I've been building Pc's for few years now but I don't know much about overclocking other that the standard "Automatic" overclocking in bios.

I am running at 3.74 but I am sure this should be done better.

Sys is P4/3.4CGHz 800M 478P/512K HT watercolled with aquariusIII 1GB of corsair XMS Extreme Memory PC-4000PRO Asus P4C800 DELUXE

What is the proper way to overclock it other that the automatic overclock feature in BIOS and to what levels?

Thanks

Greg
 
In your case there are only a few adjustments to make. First would the FSB (front side bus), or main system bus connecting the CPU to the motherboard. This is 200MHz (800MHz transfer rate, four transfers per clock cycle) by default, and your CPU has a fixed 17x multiplier to create 3.4GHz from it.

Since you cannot change CPU multipliers with your CPU, you must increase the FSB frequency to a value greater than the default 200, so that once multiplied by the 17 the result exceeds 3400. 235MHz FSB is 4GHz, above the potential of any Northwood P4 I've heard of on water.

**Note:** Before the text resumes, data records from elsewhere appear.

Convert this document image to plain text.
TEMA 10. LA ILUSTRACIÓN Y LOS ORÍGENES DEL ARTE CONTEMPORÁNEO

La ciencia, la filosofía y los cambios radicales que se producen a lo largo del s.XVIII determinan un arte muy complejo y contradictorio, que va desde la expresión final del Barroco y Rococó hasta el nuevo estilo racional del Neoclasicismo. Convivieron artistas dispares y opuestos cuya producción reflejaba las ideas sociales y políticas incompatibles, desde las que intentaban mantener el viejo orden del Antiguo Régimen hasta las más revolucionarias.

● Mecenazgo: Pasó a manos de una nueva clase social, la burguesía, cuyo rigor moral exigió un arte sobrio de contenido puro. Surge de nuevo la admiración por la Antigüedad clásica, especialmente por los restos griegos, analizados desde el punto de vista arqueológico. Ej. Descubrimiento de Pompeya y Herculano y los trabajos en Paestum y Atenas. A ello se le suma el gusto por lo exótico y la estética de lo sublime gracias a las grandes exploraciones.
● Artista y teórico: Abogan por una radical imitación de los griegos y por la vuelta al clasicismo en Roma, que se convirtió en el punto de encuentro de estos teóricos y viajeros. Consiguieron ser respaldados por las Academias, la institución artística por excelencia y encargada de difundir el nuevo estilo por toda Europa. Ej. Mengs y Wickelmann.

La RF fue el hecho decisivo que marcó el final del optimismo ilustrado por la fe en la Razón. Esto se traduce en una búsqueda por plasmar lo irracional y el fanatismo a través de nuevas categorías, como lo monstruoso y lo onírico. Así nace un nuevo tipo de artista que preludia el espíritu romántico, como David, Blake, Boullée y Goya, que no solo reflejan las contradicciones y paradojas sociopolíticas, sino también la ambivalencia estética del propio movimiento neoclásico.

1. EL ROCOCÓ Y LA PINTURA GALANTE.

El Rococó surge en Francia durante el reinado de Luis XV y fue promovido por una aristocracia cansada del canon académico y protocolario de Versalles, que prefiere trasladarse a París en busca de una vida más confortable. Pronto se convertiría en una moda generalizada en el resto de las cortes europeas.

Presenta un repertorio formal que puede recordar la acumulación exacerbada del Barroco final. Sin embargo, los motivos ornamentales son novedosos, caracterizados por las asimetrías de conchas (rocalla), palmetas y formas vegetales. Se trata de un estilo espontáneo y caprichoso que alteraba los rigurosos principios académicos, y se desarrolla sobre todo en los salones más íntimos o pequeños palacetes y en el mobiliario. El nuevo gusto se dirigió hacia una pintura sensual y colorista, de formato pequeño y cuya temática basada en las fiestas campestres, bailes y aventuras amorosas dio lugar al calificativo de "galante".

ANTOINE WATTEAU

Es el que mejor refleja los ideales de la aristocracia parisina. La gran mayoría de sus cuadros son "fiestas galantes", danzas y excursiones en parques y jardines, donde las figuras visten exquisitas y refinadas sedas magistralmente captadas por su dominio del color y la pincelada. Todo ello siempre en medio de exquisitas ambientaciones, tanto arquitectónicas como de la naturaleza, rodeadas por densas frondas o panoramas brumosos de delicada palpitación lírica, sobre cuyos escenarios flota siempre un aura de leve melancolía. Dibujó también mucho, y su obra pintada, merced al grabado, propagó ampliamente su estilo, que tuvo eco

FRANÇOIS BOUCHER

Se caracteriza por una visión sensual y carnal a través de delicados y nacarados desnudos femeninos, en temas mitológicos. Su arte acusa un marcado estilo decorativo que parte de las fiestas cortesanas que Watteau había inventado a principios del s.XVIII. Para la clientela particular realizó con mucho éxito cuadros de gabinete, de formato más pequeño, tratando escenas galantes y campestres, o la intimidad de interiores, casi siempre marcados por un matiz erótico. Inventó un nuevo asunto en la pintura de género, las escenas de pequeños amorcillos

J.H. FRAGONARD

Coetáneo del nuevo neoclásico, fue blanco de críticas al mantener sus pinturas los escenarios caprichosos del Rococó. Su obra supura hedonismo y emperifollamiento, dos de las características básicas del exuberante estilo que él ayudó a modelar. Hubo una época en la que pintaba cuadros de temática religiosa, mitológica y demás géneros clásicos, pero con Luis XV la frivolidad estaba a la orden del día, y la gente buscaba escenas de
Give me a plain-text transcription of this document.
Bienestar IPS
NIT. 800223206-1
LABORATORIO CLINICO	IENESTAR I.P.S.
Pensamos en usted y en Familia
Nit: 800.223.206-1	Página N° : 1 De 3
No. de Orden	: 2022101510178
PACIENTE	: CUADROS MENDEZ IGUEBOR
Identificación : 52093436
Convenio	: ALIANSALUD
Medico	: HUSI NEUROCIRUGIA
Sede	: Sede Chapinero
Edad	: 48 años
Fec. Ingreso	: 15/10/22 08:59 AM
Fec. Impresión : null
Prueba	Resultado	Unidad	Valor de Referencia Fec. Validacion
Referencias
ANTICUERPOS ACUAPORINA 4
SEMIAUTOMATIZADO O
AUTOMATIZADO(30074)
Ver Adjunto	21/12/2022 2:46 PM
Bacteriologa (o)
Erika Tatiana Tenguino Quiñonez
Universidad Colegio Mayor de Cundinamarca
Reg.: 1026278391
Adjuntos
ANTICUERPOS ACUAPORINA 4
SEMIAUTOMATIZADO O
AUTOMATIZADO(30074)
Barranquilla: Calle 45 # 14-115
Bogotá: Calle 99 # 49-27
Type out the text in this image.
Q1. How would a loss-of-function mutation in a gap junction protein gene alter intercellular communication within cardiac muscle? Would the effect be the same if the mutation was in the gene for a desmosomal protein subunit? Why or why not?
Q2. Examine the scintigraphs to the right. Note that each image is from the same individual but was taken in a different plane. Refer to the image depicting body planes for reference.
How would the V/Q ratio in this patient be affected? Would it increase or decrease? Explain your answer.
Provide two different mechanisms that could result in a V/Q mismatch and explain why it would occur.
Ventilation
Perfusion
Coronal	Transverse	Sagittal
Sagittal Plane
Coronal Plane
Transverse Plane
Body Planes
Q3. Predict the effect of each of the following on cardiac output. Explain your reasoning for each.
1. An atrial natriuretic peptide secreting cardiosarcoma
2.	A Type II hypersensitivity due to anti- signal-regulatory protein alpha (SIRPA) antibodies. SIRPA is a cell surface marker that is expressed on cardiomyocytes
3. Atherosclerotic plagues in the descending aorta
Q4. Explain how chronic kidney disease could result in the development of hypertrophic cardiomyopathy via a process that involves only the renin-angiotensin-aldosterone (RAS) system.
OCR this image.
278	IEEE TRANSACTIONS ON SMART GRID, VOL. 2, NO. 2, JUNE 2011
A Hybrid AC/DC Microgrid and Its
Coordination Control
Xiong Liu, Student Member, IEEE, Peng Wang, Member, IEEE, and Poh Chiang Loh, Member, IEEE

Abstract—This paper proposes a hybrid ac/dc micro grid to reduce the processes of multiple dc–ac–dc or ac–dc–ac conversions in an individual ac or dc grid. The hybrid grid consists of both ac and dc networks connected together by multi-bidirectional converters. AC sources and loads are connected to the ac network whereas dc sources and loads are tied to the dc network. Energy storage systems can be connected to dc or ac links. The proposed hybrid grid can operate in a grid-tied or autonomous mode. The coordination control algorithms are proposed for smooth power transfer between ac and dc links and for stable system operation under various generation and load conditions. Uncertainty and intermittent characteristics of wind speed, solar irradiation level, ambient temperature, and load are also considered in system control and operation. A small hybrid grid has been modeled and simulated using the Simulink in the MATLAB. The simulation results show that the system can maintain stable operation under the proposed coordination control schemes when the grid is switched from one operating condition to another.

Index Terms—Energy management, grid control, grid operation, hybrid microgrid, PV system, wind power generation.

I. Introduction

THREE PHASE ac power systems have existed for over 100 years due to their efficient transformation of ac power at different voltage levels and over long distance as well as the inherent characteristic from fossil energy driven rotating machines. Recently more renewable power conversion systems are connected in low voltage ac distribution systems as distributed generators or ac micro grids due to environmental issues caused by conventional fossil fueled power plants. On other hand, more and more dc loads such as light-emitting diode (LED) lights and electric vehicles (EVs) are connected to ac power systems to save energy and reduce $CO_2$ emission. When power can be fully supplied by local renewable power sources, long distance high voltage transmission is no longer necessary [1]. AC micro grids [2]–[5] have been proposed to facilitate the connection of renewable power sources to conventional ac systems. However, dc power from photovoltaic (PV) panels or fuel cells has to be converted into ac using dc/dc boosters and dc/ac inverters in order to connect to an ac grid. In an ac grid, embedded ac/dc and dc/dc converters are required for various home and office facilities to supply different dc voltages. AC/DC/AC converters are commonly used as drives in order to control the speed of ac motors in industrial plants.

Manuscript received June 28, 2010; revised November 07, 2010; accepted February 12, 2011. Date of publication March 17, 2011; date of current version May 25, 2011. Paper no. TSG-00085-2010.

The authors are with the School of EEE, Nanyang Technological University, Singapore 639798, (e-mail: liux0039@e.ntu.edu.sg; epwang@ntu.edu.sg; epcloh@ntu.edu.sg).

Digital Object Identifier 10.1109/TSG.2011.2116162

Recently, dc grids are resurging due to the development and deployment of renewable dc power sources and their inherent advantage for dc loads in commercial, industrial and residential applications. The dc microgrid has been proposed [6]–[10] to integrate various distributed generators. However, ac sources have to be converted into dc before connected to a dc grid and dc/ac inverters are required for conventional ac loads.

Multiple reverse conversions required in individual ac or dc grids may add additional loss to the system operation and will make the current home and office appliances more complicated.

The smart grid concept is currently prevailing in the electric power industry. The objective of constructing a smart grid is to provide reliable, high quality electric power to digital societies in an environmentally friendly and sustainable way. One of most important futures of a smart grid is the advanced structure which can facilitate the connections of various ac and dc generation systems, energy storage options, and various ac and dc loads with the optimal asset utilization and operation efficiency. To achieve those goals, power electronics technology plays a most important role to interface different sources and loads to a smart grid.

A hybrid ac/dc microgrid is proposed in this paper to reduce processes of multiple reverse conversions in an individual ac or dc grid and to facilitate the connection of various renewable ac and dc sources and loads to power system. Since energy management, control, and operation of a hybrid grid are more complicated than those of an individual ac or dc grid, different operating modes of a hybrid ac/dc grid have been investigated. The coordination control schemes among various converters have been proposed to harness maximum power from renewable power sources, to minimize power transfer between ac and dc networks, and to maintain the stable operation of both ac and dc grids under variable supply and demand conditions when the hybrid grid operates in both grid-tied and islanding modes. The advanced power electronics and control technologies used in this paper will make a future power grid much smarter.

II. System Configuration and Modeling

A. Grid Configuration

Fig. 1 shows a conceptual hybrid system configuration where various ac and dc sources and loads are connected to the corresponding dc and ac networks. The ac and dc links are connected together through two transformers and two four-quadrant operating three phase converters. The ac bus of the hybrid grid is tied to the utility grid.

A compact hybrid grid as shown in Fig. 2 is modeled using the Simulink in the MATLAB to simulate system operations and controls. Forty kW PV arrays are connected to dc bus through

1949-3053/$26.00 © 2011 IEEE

Since you need no more than 235MHz FSB, you don't have to worry about your memory limiting you. You need to run it in the default 1:1 (or 400MHz in Asus-speak) mode, where the memory bus clock is the same as the FSB. Your ram is rated for 500MHz, which is a 250FSB in 1:1 mode. 235FSB will run the memory at an effective 470MHz. Set memory voltage to ~2.8V to insure stability, you can try decreasing it later.

As you increase the CPU's clock rate above default, increased core voltage will likely be necessary for it to operate with stability. Try increasing the CPU voltage to ~1.65V anytime the machine crashes or locks up to see if more voltage can stabilize the problem. Run the voltage as low as stability allows, but up to 1.65V is safe enough.

You may benefit from increasing the AGP voltage a tad--1.6V should be enough.

Make sure to realistically evaluate the machine's operating temperatures to make sure that extra cooling isn't mandated by the increased clock rates and voltages.